Risiko Sicks Building Syndrome (SBS) pada Pegawai dan Keadaan Lingkungan Fisik Ruang Perkantoran Balai Besar Pelatihan Kesehatan (BBPK) Ciloto
Abstract
Abstract: This study was conducted to determine the risk of Sick Building Syndrome (SBS) in employees and how the physical environment of the BBPK Ciloto office space. This research method is a descriptive study with a frequency distribution analysis approach. Collecting data through questionnaires and measuring the physical environment of the workspace. The population were all employees in the office of BBPK Ciloto, while the sample was employees who worked in the room for 4-8 hours. Characteristics of respondents who have complaints of Sick Building Syndrome (SBS) are as follows: the age of most of the respondents is ≥45 years, the majority are male, and the period of work in the room occupied is mostly ≥5 years. The most common complaints are itchy nose, neck stiffness and tingling, tingling in the fingers, fatigue, tiredness, red eyes, sore eyes, and stomach pain. The measurement results show that; the temperature in each workspace is in accordance with the standard; air humidity is generally above the standard value; lighting in most workspaces is subpar; and ventilation in general is still below standard. Recommendations for institution should carry out for controlling both control of elimination, substitution, engineering, administration, and provision of Personal Protective Equipment (PPE).

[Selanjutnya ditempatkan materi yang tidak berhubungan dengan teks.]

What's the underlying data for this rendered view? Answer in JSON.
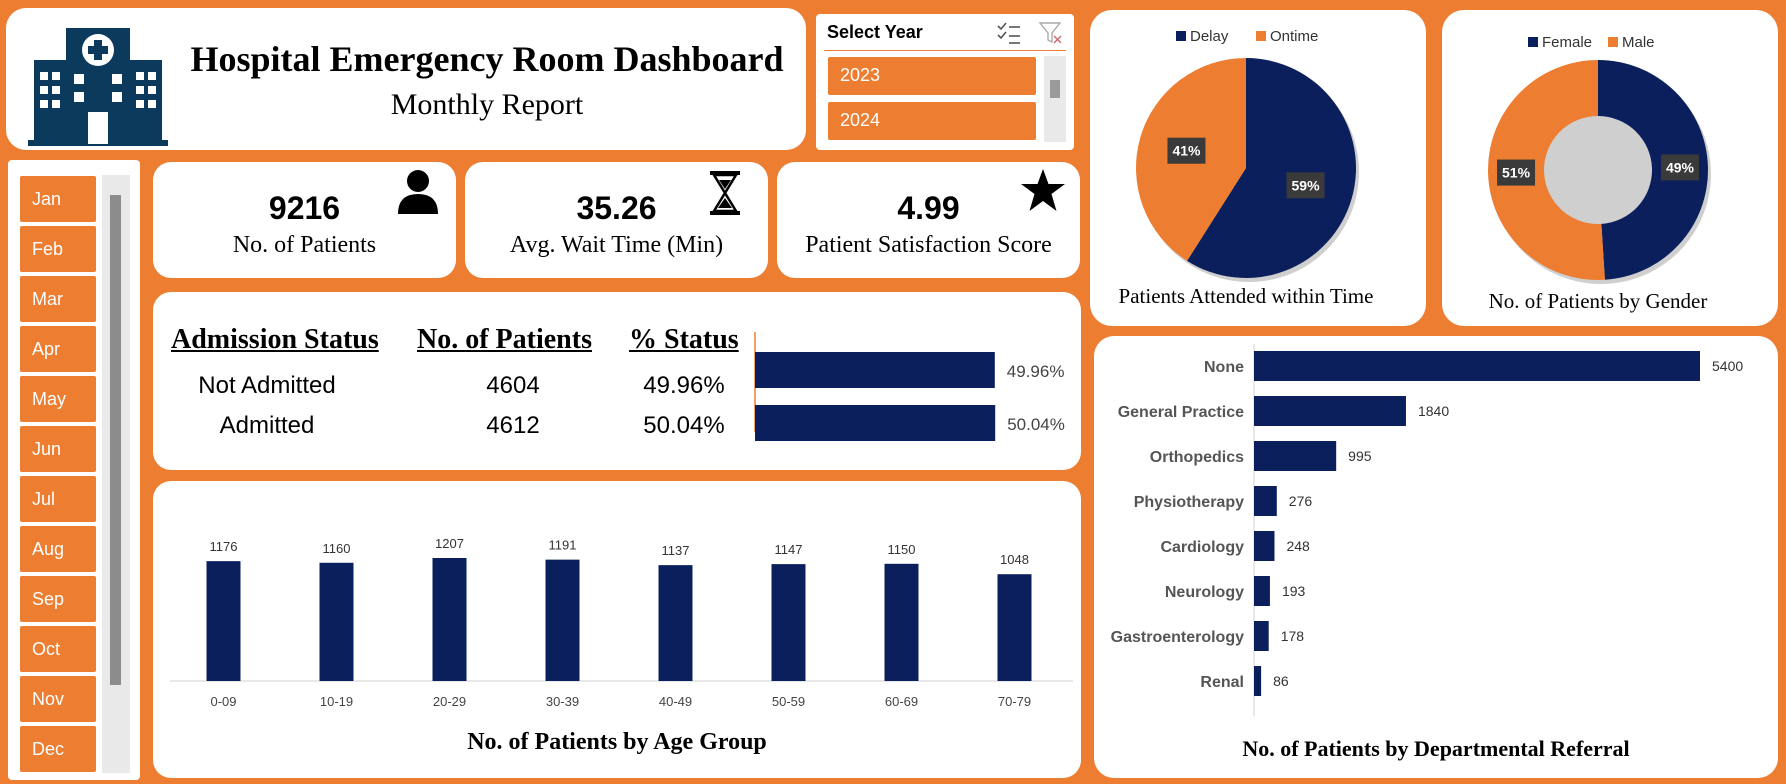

Abstrak: Tujuan penelitian ini adalah untuk mengetahui risiko Sick Building Syndrome (SBS) pada pegawai dan bagaimana keadaan lingkungan fisik ruang perkantoran BBPK Ciloto. Metode penelitian ini merupakan penelitian deskriptif dengan pendekatan kuantitatif analisa distribusi frekuensi. Pengumpulan data dilakukan dengan menyebarkan kuesioner dan pengukuran lingkungan fisik ruang kerja. Populasi pada penelitian ini adalah seluruh pegawai di ruang perkantoran BBPK Ciloto, sedangkan sampelnya adalah pegawai yang bekerja dalam ruangan selama 4-8 jam. Karakteristik responden yang mengalami keluhan Sick Building Syndrome (SBS) sebagai berikut: usia responden sebagian besar ≥45 tahun, mayoritas berjenis kelamin laki-laki, dan masa kerja di ruangan yang ditempati saat ini sebagian besar ≥5 tahun. Keluhan yang paling sering dirasakan adalah hidung gatal, hidung berair, pegal dan kaku pada leher, kesemutan pada jari-jari tangan, kelelahan, mengantuk, mata merah, mata pedih, dan sakit perut. Hasil pengukuran menunjukkan bahwa: suhu pada tiap ruang kerja responden sesuai standar; kelembaban udara pada umumnya di atas nilai standar; pencahayaan pada sebagian besar ruang kerja masih di bawah standar; dan ventilasi pada umumnya masih di bawah standar. Rekomendasi untuk institusi sebaiknya melakukan pengendalian risiko baik pengendalian eliminasi, substitusi, rekayasa teknik, administrasi, maupun penyediaan Alat Pelindung Diri (APD).
References
Aditama, T. Y., & Andarini, S. L. (2002). Sick building syndrome. Medical Journal of Indonesia, 11(2), 124-31
Aryadni, E., Juanda, J., & Santoso, I. (2019). Faktor Fisik dan Biologi dengan Keluhan Sick Building Syndrome. JURNAL KESEHATAN LINGKUNGAN: Jurnal dan Aplikasi Teknik Kesehatan Lingkungan, 15(2), 673-678
Ayu,L. Budiastutik, I, Trisnawati, E. 2017. Hubungan Antara Suhu, Kelembaban Dan Jumlah Bakteri Di Udara Pada Ruangan Ber-AC Dengan Sick Building Sindrome (SBS) Pada Karyawan PT. Alas Kusuma Group. Kabupaten Kubu Raya
Fauzi, M. (2015). Hubungan Faktor Fisik, Biologi Dan Karakteristik Individu Dengan Kejadian Sick Building Syndrome Pada Pegawai Di Gedung Pandanaran Kota Semarang (Doctoral dissertation, Universitas Negeri Semarang)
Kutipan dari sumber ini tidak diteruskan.